Communists so dominated Caracas' Central University that officials of Venezuela's liberal government were virtually barred. In 1961 Red students burned the car of visiting U.S. Ambassador Teodoro Moscoso. But lately, determined groups of anti-Communists have regained ground; last month police were able to search the campus for paintings stolen by far-left terrorists from a traveling Louvre exhibition.

Less Time for Politics. Elsewhere, reform and order are also making gradual headway. Argentina's Cordoba has a dynamic new rector named Jorge Orgaz, who has launched a ten-year building plan. "We have less and less time for politics," he says. "The population is burgeoning, and the old careers are giving way to demands for training to deal with contemporary technical and scientific problems."

At Lima's San Marcos University,* Rector Luis Alberto Sanchez has wheedled more financial support from the government, has straightened out the administration of university-owned real estate to produce more revenues. In two years he has increased the number of fulltime professors from 63 to 320 (still not enough for 14,300 students), has introduced departments of sociology, psychology, and business and public administration, and is completing a new Institute of Tropical Diseases. "Yet all of this material progress will mean little," he says, "unless the students respond by concentrating their best effort on learning, and by paying less or no attention to political agitators in their midst." The results are coming in; in the past two years, attendance has increased 60%; exam grades are up by 20%.

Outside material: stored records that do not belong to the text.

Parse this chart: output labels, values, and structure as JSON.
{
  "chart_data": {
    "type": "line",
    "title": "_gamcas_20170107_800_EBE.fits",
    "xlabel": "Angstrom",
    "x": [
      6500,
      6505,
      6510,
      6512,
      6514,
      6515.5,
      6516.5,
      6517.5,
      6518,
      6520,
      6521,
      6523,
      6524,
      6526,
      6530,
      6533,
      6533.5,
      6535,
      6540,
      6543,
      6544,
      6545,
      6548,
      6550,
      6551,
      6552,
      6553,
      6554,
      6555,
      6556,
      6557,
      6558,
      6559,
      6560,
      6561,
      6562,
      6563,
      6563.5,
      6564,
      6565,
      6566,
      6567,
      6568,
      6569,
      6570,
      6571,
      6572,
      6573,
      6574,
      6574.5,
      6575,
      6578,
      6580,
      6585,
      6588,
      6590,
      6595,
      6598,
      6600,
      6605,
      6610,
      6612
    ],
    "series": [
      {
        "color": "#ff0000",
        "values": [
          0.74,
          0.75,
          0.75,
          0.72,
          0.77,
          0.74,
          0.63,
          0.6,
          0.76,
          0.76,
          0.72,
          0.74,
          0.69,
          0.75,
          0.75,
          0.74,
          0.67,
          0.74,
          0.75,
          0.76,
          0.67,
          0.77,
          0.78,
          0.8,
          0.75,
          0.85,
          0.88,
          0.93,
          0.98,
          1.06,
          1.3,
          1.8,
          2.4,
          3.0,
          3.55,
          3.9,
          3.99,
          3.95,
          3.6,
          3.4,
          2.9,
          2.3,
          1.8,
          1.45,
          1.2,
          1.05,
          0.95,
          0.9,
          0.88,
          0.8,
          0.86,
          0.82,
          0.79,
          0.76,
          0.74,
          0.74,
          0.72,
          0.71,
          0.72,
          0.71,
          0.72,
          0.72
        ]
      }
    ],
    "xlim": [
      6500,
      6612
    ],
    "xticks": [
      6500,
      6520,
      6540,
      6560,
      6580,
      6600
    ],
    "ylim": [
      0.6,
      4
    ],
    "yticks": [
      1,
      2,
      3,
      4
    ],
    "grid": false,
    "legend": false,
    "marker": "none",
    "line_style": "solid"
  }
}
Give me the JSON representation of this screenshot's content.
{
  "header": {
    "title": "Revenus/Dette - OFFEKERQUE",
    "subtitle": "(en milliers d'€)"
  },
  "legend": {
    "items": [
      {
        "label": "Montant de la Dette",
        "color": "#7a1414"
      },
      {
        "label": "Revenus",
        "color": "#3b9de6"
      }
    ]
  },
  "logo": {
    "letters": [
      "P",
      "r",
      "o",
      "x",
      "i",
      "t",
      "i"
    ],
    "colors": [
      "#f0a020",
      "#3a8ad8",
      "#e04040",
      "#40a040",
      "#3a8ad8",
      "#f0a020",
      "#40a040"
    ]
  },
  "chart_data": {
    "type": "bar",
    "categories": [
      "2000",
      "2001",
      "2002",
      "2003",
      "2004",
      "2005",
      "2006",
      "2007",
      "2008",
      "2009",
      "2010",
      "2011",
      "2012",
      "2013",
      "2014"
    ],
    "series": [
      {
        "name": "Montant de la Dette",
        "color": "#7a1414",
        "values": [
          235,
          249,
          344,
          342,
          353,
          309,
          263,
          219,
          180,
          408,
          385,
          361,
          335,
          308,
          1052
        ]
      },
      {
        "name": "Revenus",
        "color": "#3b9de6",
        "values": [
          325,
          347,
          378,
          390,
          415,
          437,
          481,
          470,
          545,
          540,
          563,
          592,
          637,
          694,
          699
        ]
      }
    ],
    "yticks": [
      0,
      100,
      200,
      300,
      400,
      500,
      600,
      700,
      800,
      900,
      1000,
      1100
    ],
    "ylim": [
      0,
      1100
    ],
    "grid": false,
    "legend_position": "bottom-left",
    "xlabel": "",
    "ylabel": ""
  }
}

On with the New. Despite cramped quarters and a meager budget, Rector Juan Gomez has broadened the University of Chile's scope to provide training for 135 specialized careers instead of the 38 offered when he arrived in 1959. At the University of El Salvador, students and professors joined to elect reformist Rector Fabio Castillo, who has used a $275,000 Rockefeller Foundation grant to turn the medical school into Central America's best. In Ecuador, the 400-year-old Central University of Quito last month signed an agreement under which the University of Pittsburgh will use an Alliance for Progress grant of more than $1,000,000 to strengthen the entire university program from top to bottom.

Outside the old readin'-and-riotin' tradition, new universities are springing up. To fill growing Mexico's need for well-trained men that the overcrowded, low-standard, left-riddled National University does not provide, businessmen in Monterrey in 1943 founded a nonpolitical, high-standard Institute of Technology. Today the institute boasts a crack teaching staff of 250, a professor-student ratio of 1 to 22, and a reputation as the finest engineering school in Latin America.

* The only dictators other than Castro are Paraguay's Alfredo Stroessner and Haiti's Francois Duvalier.

* Where Richard Nixon was stoned and spat upon during his 1958 tour.